If you’re thinking about investing in bitcoin, it’s worth thinking about what the endgame for the world’s most popular cryptocurrency looks like.
Despite bitcoin being a purely digital asset, there is only ever going to be a set amount of them in circulation.
At the time of writing, around 18.8 million bitcoins are in circulation. However, that figure includes bitcoins that have been lost or are otherwise inaccessible.
The bitcoin network uses a proof-of-work system. Under this system, the blockchain rewards those who do the work involved with maintaining it.
Bitcoin mining isn’t just an activity that introduces new bitcoins into the system, it’s fundamental to how the network processes payments.
Bitcoin miners are competing to be the one who completes a complex mathematical problem and earns the right to place the next block in the chain. If they succeed, they are rewarded with a newly minted bitcoin for their work.

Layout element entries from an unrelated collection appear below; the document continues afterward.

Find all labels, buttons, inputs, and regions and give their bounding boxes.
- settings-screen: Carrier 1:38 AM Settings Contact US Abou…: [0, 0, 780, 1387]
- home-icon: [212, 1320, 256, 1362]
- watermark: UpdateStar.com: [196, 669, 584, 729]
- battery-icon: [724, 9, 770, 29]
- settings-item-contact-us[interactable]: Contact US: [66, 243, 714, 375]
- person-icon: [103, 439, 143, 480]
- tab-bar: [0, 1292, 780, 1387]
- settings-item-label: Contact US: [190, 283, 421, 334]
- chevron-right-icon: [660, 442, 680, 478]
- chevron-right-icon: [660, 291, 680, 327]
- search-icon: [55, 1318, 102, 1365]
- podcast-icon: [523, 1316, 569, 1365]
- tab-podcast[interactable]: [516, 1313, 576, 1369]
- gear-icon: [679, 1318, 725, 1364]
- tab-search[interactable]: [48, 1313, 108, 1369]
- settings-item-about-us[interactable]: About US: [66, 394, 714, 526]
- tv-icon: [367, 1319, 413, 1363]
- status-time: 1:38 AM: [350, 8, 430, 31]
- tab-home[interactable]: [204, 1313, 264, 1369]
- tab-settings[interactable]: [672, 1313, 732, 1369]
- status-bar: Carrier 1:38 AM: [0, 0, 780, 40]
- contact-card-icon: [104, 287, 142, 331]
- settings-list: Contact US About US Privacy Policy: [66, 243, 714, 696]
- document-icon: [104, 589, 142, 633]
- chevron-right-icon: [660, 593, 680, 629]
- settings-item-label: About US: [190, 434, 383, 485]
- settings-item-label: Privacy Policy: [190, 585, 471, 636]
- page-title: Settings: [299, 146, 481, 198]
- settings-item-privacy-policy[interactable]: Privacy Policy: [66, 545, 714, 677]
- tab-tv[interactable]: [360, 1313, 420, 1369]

Eventually, that’s going to change. If everything goes to plan, the 21 millionth bitcoin will be the last.
However, Byron Goldberg, Luno’s country manager for Australia, told InvestorDaily sister brand nestegg that this likely won’t occur within our lifetimes.
He predicted that the final bitcoin likely won’t be mined until around 2140.
While that date is quite far off, and doesn’t account for things like potential technological advances that might make mining easier or faster, Mr Goldberg said that many investors may be wondering about the long-term future of the cryptocurrency following this date.
“Once the circulating supply reaches its cap of 21 million, bitcoin miners will no longer receive block rewards (rewards for processing transactions). Instead, they will be rewarded with transaction fees only,” he explained.
Assuming that there will be no major changes to the bitcoin protocol between now and then, this will also be the point at which bitcoin will shift from being an inflationary cryptocurrency to a deflationary one.
When this happens, Mr Goldberg said that the shrinking quantity of bitcoin will likely begin to squeeze demand and push prices even higher.
“Once all bitcoins are mined, the asset will likely become somewhat deflationary over time, given the maximum supply of 21 million and the fact that many people will either lose their bitcoin or inevitably pass away, thus 21 million becomes a theoretical maximum and the supply actually decreases,” he said.